À la quête des Porites Rus…

Journal de bord
Vol au dessus d’un nid de Porites Rus…

Les Porites Rus, quézako ? Ce sont des coraux. Des coraux qui auraient l’habitude, précisément cinq jours après la pleine lune, de faire un lâcher de gamètes entre 6H30 et 8H du matin. Des biologistes s’y intéressent et tous ceux qui aiment chausser des palmes peuvent participer aux recherches. Nous profitons donc de notre escale à Fakarava pour repérer de nouveaux massifs de Porites Rus à observer.

Retour au calme à Fakarava, ici Hirifa, avec un petit grain qui passe à droite.

Je vous épargne les détails de notre navigation entre Rangiroa et Fakarava, laquelle entre grains nombreux et houles croisées a pris du temps et vous donnerait le mal de mer. Quoiqu’il en soit nous sommes arrivés à l’abri du lagon, bien contents de retrouver des eaux « civilisées » – c’est à dire assez polies pour nous laisser vivre et dormir tranquilles.

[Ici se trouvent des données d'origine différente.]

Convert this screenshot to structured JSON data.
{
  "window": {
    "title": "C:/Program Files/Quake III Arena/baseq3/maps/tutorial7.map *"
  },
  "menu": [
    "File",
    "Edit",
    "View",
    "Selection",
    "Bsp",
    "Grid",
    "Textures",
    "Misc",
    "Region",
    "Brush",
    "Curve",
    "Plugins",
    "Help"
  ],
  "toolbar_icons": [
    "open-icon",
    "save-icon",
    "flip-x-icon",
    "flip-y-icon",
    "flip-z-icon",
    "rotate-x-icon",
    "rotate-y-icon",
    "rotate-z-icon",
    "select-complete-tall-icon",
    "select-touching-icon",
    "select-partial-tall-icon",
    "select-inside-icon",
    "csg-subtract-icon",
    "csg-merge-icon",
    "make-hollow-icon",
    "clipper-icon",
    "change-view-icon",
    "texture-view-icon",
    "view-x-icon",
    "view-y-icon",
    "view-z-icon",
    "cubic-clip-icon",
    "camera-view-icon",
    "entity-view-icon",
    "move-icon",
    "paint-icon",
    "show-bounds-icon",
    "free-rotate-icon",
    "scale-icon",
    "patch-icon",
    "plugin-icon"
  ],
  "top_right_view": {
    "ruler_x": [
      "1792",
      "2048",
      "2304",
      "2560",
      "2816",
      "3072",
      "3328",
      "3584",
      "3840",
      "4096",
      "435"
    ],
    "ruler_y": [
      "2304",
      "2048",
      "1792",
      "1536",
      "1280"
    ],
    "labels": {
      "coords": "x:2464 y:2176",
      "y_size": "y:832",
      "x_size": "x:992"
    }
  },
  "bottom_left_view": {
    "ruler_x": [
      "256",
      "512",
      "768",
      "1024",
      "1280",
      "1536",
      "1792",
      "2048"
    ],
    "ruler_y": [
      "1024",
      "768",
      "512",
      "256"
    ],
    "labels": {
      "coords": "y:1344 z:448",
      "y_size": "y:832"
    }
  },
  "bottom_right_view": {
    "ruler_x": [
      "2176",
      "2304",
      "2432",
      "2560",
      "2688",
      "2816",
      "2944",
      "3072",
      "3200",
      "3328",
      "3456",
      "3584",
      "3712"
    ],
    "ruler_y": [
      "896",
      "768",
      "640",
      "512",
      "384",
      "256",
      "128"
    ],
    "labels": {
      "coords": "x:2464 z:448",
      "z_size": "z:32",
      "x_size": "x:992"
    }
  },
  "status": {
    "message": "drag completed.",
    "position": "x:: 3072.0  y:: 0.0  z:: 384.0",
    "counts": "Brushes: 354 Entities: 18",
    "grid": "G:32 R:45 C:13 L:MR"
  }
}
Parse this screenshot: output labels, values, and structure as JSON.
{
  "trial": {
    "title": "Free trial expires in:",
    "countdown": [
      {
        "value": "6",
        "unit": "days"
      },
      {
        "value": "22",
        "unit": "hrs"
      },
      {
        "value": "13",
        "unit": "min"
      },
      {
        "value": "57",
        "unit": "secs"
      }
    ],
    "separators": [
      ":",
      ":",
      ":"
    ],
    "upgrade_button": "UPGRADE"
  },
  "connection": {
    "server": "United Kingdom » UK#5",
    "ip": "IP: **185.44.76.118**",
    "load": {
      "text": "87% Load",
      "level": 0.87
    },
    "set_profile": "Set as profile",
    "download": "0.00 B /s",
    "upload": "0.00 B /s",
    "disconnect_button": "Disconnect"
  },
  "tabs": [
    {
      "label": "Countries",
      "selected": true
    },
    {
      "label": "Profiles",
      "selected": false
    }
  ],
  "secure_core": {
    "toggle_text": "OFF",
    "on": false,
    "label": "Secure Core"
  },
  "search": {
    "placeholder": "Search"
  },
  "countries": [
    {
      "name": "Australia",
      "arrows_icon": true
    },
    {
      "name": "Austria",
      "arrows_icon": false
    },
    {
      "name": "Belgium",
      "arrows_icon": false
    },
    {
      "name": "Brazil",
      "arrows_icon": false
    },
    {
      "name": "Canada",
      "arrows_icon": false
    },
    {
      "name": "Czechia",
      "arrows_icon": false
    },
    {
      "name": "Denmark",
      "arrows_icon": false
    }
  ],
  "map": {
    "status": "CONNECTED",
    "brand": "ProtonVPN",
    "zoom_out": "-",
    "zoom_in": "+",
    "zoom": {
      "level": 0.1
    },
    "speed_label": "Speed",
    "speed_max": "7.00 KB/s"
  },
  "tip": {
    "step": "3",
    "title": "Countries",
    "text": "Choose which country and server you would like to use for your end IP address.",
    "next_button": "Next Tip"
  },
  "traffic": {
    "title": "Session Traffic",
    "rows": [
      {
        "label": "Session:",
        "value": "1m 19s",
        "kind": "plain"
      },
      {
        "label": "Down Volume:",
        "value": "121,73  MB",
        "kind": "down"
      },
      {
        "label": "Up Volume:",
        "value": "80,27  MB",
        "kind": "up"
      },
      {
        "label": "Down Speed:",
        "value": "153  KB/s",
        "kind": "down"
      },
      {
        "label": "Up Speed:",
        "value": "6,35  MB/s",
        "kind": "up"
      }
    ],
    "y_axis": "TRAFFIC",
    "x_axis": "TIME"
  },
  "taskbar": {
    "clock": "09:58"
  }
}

Il y a quelques semaines à Tahiti nous avons rencontré Vétéa, biologiste marin qui a fondé avec deux comparses l’association Tamano te tairoto.
Le but : observer le phénomène de ponte des Porites Rus qui aurait lieu de manière simultanée dans les différents lagons des archipels polynésiens, et peut être même au-delà. Un phénomène à priori jamais observé à une si grande échelle géographique (pour rappel, l’ensemble de la Polynésie française fait la superficie de l’Europe, avec principalement de l’Océan).

Un massif typique…
Vu de plus près ! Chaque petit point blanc est un polype de corail
Un observateur motivé, Napoléon de son petit nom


Donc, cette association a besoin d’observateurs motivés pour l’aider dans ses recherches. Certes, il faut se lever tôt, mais c’est une excellente raison de barboter une heure et demie. Puisqu’il n’y a pas eu encore d’observations sur Fakarava et les atolls autour, chaque mouillage est pour nous un prétexte à faire du snorkelling « utile ».
Les équipiers sont briefés : « Alors tu vois là, le petit trapu, jaune-vert, qui bouge pas, ben ça c’est un Porite Rus ! » « Ah oui dis donc, il a la même couleur que moi la semaine dernière, au large… ». Nous en avons donc dégotés plusieurs, ignorant quasiment les requins, pour nous concentrer sur les massifs de Porites Rus… Il n’y a pas de raison que ce soient toujours les mêmes les vedettes.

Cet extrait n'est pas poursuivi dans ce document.